«Per le donne la bicicletta era e resta una grande metafora del concetto ben più ampio della libertà femminile. Nel mondo islamico certo, ma direi ovunque, anche in occidente». Francesca Biancani insegna all’Università di Bologna. Nei suoi studi ha approfondito tra gli altri i temi dell’islam politico e dell’Egitto, e ha vissuto anni al Cairo.

Qual è il rapporto tra donne e bicicletta nel mondo musulmano?

Innanzitutto è sbagliato parlare di mondo musulmano immaginando un’entità monolitica, perché ci sono realtà con situazioni differenti. In alcuni paesi la donna effettivamente non può andare in bicicletta, penso all’Arabia Saudita dove c’è un divieto esplicito, ma non è ovunque così. Anzi.

Nelle grandi metropoli che succede?

Ho vissuto al Cairo per tutto il 2018, e precedentemente per periodi altrettanto lunghi. Posso dire che in una megalopoli così grande effettivamente di biciclette, e di donne in bici, se ne vedono poche. Ma il problema qui è anche di un altro tipo: mancano politiche ambientali capaci di incentivare l’uso della bicicletta. Lo smog, il traffico e la conformazione urbana non aiutano di certo. Ma anche in luoghi di questo tipo nascono movimenti che chiedono una svolta, anche dal punto di vista della mobilità. Penso alle manifestazioni del venerdì del gruppo Cairo Cycling Geckos, a cui partecipano molte donne. Si tratta per ora sopratutto di giovani donne della buona borghesia cittadina, perché nei quartieri più poveri è molto più difficile. Lì i costumi sono più conservatori e le regole del patriarcato sono molto vessatorie rispetto alle libertà femminile.

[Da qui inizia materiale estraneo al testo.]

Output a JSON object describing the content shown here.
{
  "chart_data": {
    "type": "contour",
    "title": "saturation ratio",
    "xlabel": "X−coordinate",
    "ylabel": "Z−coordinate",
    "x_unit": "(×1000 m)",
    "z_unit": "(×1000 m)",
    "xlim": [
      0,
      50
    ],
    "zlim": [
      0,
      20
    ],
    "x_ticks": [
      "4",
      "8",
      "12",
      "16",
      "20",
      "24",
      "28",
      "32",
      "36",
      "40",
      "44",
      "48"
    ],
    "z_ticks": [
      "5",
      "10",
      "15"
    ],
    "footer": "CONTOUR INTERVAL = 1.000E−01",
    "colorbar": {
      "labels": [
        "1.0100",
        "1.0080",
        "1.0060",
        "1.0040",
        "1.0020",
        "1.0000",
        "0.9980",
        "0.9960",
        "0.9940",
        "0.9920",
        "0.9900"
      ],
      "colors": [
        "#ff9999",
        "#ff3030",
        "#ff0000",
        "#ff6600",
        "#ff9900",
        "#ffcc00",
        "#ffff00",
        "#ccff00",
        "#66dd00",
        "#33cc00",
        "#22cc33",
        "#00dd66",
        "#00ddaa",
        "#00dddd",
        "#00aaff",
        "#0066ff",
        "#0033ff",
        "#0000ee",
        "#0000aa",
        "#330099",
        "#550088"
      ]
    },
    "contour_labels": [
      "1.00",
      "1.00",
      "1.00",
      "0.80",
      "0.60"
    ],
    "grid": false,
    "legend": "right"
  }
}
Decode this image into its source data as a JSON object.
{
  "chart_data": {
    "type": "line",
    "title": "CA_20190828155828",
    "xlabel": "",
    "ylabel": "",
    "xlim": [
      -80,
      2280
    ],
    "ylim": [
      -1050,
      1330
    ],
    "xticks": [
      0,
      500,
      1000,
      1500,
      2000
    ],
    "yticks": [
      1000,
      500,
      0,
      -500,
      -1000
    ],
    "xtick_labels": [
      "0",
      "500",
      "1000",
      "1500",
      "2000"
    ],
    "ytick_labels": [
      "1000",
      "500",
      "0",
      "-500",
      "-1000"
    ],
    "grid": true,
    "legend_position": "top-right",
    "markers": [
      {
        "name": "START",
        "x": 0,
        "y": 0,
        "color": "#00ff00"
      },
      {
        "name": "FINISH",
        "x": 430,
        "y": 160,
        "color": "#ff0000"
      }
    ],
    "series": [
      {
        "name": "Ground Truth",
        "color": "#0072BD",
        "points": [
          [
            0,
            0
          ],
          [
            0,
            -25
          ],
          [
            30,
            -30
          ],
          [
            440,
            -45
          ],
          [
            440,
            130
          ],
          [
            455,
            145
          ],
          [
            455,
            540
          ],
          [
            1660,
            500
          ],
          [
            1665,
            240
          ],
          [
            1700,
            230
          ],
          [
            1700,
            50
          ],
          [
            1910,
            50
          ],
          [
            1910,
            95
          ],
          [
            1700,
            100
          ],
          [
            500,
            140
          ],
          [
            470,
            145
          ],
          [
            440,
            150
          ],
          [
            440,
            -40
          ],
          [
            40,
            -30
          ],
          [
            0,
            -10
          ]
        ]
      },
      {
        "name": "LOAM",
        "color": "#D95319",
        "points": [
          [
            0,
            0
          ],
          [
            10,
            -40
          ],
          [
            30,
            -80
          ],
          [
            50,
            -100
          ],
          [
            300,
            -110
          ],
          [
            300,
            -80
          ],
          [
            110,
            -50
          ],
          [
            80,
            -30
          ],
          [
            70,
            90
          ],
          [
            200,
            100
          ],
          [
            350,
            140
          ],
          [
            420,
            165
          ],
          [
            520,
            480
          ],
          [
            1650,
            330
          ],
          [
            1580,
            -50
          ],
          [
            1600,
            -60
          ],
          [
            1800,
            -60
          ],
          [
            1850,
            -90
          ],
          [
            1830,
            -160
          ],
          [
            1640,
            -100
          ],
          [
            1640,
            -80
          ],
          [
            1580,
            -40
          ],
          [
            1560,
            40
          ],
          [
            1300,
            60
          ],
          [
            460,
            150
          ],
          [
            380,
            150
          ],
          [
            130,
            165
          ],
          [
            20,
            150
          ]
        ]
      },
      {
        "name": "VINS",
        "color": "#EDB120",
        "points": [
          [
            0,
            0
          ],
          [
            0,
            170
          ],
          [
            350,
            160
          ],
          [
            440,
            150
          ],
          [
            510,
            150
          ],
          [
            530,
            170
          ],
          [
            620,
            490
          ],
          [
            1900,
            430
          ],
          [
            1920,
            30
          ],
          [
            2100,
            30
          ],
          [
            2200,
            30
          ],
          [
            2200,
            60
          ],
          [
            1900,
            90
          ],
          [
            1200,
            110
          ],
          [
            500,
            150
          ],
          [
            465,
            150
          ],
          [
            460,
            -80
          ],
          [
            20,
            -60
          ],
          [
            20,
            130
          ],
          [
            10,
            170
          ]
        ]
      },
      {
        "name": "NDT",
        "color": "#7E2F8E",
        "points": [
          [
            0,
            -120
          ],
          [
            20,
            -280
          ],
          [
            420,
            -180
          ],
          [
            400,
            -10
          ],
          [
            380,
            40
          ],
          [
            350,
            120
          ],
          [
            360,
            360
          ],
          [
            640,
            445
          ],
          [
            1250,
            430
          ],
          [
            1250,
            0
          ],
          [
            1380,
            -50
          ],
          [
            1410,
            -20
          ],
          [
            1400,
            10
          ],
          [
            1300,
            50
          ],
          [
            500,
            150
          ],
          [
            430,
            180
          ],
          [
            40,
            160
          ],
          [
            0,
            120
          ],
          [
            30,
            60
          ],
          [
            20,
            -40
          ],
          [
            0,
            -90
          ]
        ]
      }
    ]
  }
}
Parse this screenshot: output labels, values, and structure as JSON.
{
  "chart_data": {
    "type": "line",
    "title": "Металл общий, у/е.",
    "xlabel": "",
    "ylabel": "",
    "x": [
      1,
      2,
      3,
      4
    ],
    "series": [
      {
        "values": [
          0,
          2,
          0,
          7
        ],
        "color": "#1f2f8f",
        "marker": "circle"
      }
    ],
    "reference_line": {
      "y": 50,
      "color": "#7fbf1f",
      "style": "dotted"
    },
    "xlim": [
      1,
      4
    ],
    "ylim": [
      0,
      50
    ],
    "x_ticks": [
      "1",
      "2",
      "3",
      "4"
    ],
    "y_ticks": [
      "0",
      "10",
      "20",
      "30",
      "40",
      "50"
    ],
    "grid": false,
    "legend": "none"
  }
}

È corretto dire che l’islam ha un problema con l’uso femminile della bicicletta, oppure è uno stereotipo?

Non è l’islam in sé ad avere problemi con la bicicletta, semmai è il patriarcato e la sua ubiquità ad essere responsabile di tutto questo. Ricordo che nell’islam non esiste una specifica proibizione dell’uso della bici, esistono interpretazioni più o meno a favorevoli o contrarie a seconda della maggiore o minore misoginia di chi se ne fa interprete.

Ci fa qualche esempio?

Dell’Arabia Saudita ho già detto. Lì il wahhabismo ha imposto una norma restrittiva nei luoghi pubblici per un discorso di decenza perché, dicono, la bicicletta sarebbe un mezzo per favorire l’immoralità visto la postura indecente che la donna assume pedalando. Ma anche in un paese sciita come l’Iran divieti sono stati posti più volte, anche tramite fatwa. Anni fa ad essere molestata perché in bicicletta fu addirittura la figlia dell’ex presidente Akbar Hashemi Rafsanjani. Eppure, sempre in Iran, le donne hanno creato movimenti per rispondere a tutto questo. Il dibattito resta acceso. E’ un discorso di diritti certo, ma anche di sensibilità ecologica e ambientale.

Se questa è la cornice allora andare in bicicletta per una donna può essere un atto resistente?

Certo. Ma forse sarebbe meglio parlare di un atto di trasformazione attiva della società. Nelle grandi metropoli scegliere la bici significa per tutti promuovere uno stile di vita sano e sostenibile dal punto di vista ambientale. Se sei una donna però vuol dire qualcosa in più, e cioè affermare la libertà di scelta, e a volte di accesso agli spazi pubblici dove fare politica. Cosa sempre più importante a partire dai grandi movimenti di rivolta del 2011. Ogni tentativo di limitare l’uso della bici risponde ad un unico fine: quello di tenere le donne in casa. Anche in occidente agli albori dei movimenti femministi le suffragette definiriono la bicicletta un mezzo di emancipazione. Il tema è ampio, ed è quello della storia della libertà femminile.